Francis Malige, Türk bankalarının Türk iktisadına çok büyük katkıları olduğunu düşündüğünü söz ederek, şunları kaydetti:
“Türkiye’deki ekonomik şartlara ahenk sağlama konusunda çok güzel bir iş çıkarıyorlar. Şu anda tedarik zincirlerinin kesintiye uğradığı bir dünyada yaşadığımız açık. Bu nedenle ayakları üzerinde durabilen, uyarlanabilir, güçlü bankalara sahip olmak son derece kıymetlidir. Türk bankalarının bu halde olduğunu düşünüyorum. Türkiye’deki bankalar çok uyumlu. Daima gerilim testi yapıyorlar ve açıkça değişen şartlara çok süratli reaksiyon verebiliyorlar.”
Tüm dünyada enflasyonun arttığını, bunun bir sorun olduğunu vurgulayan Malige, yüksek enflasyonun insanların beklentilerine ziyan verdiğini ve global piyasaları bozabildiğini söyledi.

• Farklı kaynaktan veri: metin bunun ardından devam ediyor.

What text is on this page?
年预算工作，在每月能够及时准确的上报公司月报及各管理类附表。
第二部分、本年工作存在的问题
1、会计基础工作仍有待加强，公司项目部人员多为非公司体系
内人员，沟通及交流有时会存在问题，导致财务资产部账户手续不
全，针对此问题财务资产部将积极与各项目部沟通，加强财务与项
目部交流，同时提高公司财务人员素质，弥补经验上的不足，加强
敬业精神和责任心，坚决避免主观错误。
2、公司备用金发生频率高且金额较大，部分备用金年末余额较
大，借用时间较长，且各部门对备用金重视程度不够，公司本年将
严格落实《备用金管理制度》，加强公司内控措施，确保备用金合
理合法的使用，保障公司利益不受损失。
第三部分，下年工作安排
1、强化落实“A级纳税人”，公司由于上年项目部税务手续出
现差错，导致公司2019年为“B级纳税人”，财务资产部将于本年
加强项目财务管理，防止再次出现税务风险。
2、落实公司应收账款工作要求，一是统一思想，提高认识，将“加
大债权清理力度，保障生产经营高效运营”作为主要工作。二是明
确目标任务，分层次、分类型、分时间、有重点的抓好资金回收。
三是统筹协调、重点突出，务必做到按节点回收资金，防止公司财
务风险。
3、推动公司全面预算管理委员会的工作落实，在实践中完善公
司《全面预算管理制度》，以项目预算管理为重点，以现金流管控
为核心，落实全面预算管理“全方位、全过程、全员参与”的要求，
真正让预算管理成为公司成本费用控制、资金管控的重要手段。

Malige, merkez bankalarının enflasyonu dizginlemek için tedbirler aldığını, faiz oranlarını yükseltmenin bunun birincil aracı olduğunu ve bunun tüm dünyada görüldüğünü tabir etti.
Tüm ekonomik aktörler için genel olarak daha uygun olan daha düşük enflasyonlu bir dünyaya dönmek için bir ahenk devri olacağını belirten Malige, “Çünkü daha düşük enflasyona sahipseniz daha ekonomik öngörülebilirliğe sahip olursunuz. Ahenk periyodu kademesinden sonra ülkelerin hepsinin daha düşük enflasyon elde etmeyi hedeflemesi gerektiğini düşünüyorum.” tabirlerini kullandı.